School Libraries

Bringing Design Thinking to the School Library

Want to revamp your library? Design thinking may be just the planning tool you need.

October 4, 2016
© Studio

Cleaning out one of my kids’ closets yesterday, I discovered a bookcase tucked behind the clothes. Fingering the spines, I fell in love again with memories of reading their favorite series and sharing my treasured classics. The joy of this discovery, this little library forgotten over the years, reminded me of the allure libraries once had for me -- places filled with wonder, beckoning discovery, introducing new ideas, and connecting me to the world. In an age when the physical library and librarians are now challenged to prove their relevance, I wonder whether we can fall in love anew with our libraries.

In 2011, my colleagues and I at The Lovett School partnered with a design team and invited the larger community, including new and old friends from around the country, to try to answer the question “What might be the future of the K-12 library?” Reimagine:Ed: The Next Chapter was an experiment -- a radical rethinking of this place called library using design thinking, a little improvisation, and some TED-like provocations. As the two-day collaborative workshop unfolded, the air was charged with tensions between the old and the new. At the conclusion, no one left satisfied. We had all been disrupted at some level. Yet we knew we were on to something.

Design thinking as a creative process is messy learning. Done well, it uncovers unmet needs and produces innovative new models. Today, schools around the world are teaching design thinking to their students to foster innovation skills. Increasingly, we find school teams learning and leveraging the process to tackle their issues: homework, schedules, student engagement, and learning and play spaces.

What if you wanted to tackle the question of your library? How might design thinking help?

Step 1: Organize a design team.

Invite a small group of stakeholders (teachers, administrators, librarians, students, and parents) to work together for a year. A good size is a group of four to eight people who are curious and committed to the challenge of reimagining the library.

Step 2: Learn the basics.

As a group, research and understand as much as you can about the design thinking process. If you have professional development funds, seek out opportunities to learn design thinking by actually doing it.

Step 3: Exercise empathy.

In order to learn about the needs you are trying to solve, interview library users. Go ask your community -- students, teachers, and librarians. Visit other schools and observe who is using the library, and what they’re using it for. Learn as much as you can from whomever you can. If you’re interested in creating a space people fall in love with, look at places where people are hanging out. What spaces and places invite curiosity, discovery, creativity, collaboration, learning? What about them is so inviting?

Step 4: Define the problem.

Once you’ve engaged your users, it’s time to unpack the data and figure out what needs you’ll seek to meet. For example: A teacher is eager to connect her students with community experts to aid in their research. You might define the problem this way: How can we curate outside expertise connected to/supporting our curriculum and student research?

Step 5: Brainstorm.

In a spirit of collaboration, assume that other group members have ideas that are better than yours. Together, use sticky notes to get as many ideas -- without judgment -- up on a wall or whiteboard for consideration. In the example above, one idea might be surveying parents to find out where they work and what their interests/areas of expertise are.

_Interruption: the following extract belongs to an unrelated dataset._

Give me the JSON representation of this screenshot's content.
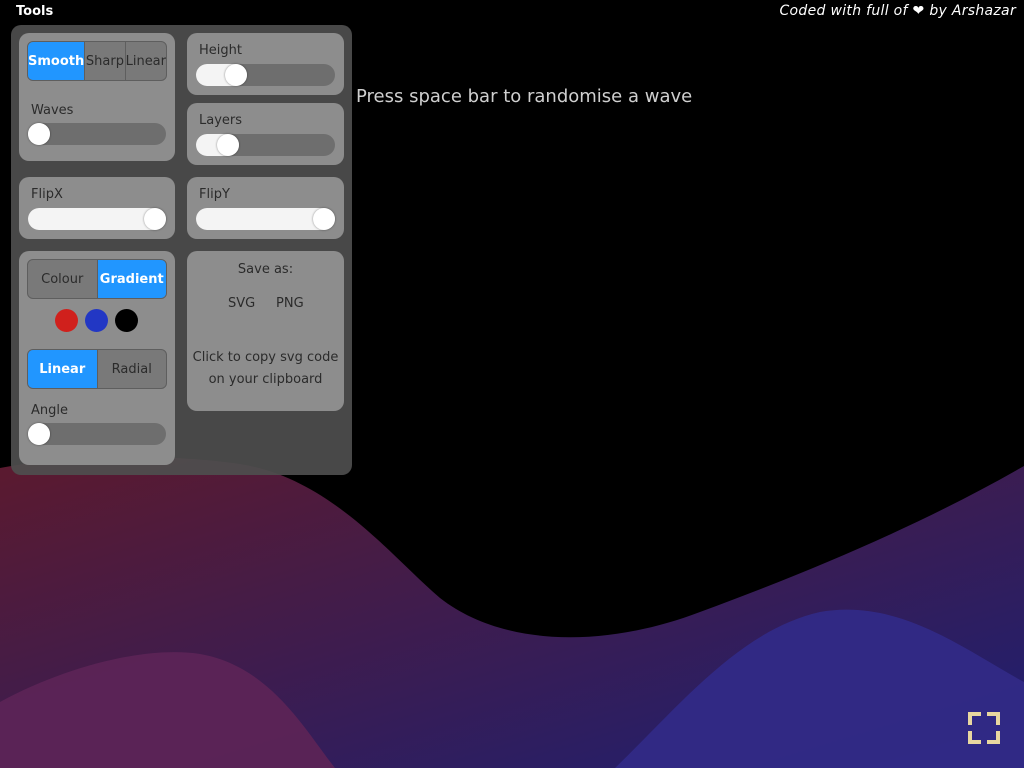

Step 6. Prototype a solution.

As quickly as possible, develop a demonstration of your solution (a rough sketch, a sample survey, etc.) that you can share with others.

Step 7. Test your prototype.

It’s easy to fall in love with your ideas. To see if you’re on the right track, go back to your users and test your prototype. Describe it and get as much feedback as possible. If you’re off course, you’ll want to improve the prototype or use the feedback to consider another idea. Repeat until you’ve got enough feedback to execute a solution.

Two of my treasured classics still nestled in that closet bookcase are The Little Engine That Could and Harold and the Purple Crayon. Both encourage young children to believe that all things are possible. When the pathway is clear and the mountain to climb apparent, all you really need is an optimistic engine willing to do some hard work. When the road ahead is uncertain, as it is for our schools and libraries, grab your purple crayon, join hands with a few other Harolds, and design-think your way home.